For a year now, she had been taking lessons in how to be Fiona McCorkle, which was, indeed, what most people did who took lessons from Fiona, though no one else drove as far for just a weekend. The physical part was hard enough—even mature, overweight, and sun-bleached, Fiona had a grace that you couldn’t stop staring at. Her husband rode the big jumps, but Fiona put the miles on the younger horses and the badly trained horses that came to them from other stables. She rode four hours a day, and gave lessons three hours a day, and said that if Charlie Wickett ever came their way, she would be happy to meet him, but it seemed to Janet that she viewed him like a horse that had been in the stable for a while and then gone on to another owner. When Fiona was on a horse, any horse, she settled in, made only the slightest moves, and that horse conformed happily to Fiona’s intentions. Fiona said that her nervous system took over the
horse’s nervous system, and the interchange was in the small of her back—if it remained flexible and alive, supported by her abdominal muscles, then the two of them could float here and there, at any gait, doing anything, and be happy.

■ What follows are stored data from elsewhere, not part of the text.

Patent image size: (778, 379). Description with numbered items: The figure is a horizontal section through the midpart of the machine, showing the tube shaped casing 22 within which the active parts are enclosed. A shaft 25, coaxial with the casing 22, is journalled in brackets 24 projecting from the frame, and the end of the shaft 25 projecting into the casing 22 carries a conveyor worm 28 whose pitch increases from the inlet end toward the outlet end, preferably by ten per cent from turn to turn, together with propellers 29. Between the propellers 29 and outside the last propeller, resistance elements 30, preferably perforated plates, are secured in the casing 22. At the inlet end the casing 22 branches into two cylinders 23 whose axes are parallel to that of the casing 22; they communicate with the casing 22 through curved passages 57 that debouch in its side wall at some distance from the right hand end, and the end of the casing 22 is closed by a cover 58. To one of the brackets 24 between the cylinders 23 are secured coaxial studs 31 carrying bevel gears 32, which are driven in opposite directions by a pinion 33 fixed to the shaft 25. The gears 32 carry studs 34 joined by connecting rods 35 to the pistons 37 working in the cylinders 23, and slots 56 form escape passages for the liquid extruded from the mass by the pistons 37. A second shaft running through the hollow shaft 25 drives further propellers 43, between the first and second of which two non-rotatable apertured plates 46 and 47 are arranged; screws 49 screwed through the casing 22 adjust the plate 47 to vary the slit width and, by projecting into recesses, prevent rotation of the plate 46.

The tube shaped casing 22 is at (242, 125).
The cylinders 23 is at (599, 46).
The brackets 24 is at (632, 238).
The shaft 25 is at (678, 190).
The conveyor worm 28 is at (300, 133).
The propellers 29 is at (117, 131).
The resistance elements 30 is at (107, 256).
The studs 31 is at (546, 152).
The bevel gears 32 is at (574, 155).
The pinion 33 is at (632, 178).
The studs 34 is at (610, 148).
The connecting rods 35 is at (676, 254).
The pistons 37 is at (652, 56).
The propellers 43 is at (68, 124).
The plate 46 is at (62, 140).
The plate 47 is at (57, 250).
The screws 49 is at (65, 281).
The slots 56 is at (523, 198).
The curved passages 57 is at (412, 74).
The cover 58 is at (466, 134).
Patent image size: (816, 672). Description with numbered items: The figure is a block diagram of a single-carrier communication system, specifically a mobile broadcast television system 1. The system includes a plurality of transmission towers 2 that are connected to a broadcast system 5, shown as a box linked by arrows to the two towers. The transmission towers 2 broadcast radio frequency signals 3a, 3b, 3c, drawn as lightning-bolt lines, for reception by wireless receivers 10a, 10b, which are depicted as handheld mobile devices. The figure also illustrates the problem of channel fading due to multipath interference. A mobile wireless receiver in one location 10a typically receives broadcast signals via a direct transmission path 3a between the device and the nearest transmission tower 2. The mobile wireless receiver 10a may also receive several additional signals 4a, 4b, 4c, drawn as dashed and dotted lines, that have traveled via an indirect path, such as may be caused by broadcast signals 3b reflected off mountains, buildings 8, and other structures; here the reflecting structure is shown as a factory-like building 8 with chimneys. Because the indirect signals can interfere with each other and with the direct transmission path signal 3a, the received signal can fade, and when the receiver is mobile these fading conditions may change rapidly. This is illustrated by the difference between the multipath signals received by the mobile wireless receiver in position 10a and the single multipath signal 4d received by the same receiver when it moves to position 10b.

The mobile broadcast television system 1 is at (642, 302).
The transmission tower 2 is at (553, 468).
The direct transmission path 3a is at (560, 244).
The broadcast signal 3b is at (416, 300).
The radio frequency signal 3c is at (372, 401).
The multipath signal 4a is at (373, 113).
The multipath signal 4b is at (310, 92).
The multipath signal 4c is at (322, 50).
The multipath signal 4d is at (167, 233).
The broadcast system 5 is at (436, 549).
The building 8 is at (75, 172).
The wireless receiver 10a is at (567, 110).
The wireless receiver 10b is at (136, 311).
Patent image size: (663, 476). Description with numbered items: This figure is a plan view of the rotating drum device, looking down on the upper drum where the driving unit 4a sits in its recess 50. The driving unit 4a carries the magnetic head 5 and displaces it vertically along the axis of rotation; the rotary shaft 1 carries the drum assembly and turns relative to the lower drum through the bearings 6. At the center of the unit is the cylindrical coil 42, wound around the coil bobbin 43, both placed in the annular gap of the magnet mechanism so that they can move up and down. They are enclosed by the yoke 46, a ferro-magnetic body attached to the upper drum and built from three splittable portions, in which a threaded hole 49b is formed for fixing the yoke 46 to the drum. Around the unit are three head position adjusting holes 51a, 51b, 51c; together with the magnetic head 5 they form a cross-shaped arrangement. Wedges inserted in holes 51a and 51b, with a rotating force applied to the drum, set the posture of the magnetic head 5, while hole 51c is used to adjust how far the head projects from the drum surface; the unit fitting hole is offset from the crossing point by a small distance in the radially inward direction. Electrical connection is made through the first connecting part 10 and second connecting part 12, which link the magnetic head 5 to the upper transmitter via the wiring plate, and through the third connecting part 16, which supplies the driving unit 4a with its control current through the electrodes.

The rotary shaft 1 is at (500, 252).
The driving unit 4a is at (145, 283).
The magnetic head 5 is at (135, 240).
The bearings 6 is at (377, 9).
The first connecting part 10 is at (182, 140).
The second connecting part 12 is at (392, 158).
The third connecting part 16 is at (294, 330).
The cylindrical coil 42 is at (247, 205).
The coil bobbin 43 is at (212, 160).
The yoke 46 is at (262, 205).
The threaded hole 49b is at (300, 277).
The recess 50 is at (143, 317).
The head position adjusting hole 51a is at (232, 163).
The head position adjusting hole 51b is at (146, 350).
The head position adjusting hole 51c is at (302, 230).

She offered no advice about any other part of Janet’s life; in fact, they didn’t talk, as most women did, about husbands, children, clothes, hair, politics, cooking, or books. They talked about horses, flexion, strength, forward motion, tendons, back muscles, bits, and theories of horseshoeing. Was Fiona happy with her husband? Did she have a big mortgage and money problems? Janet had no idea, and suspected that Fiona didn’t even know Jared’s name, though it was right there on the checks Janet wrote for lessons and horses.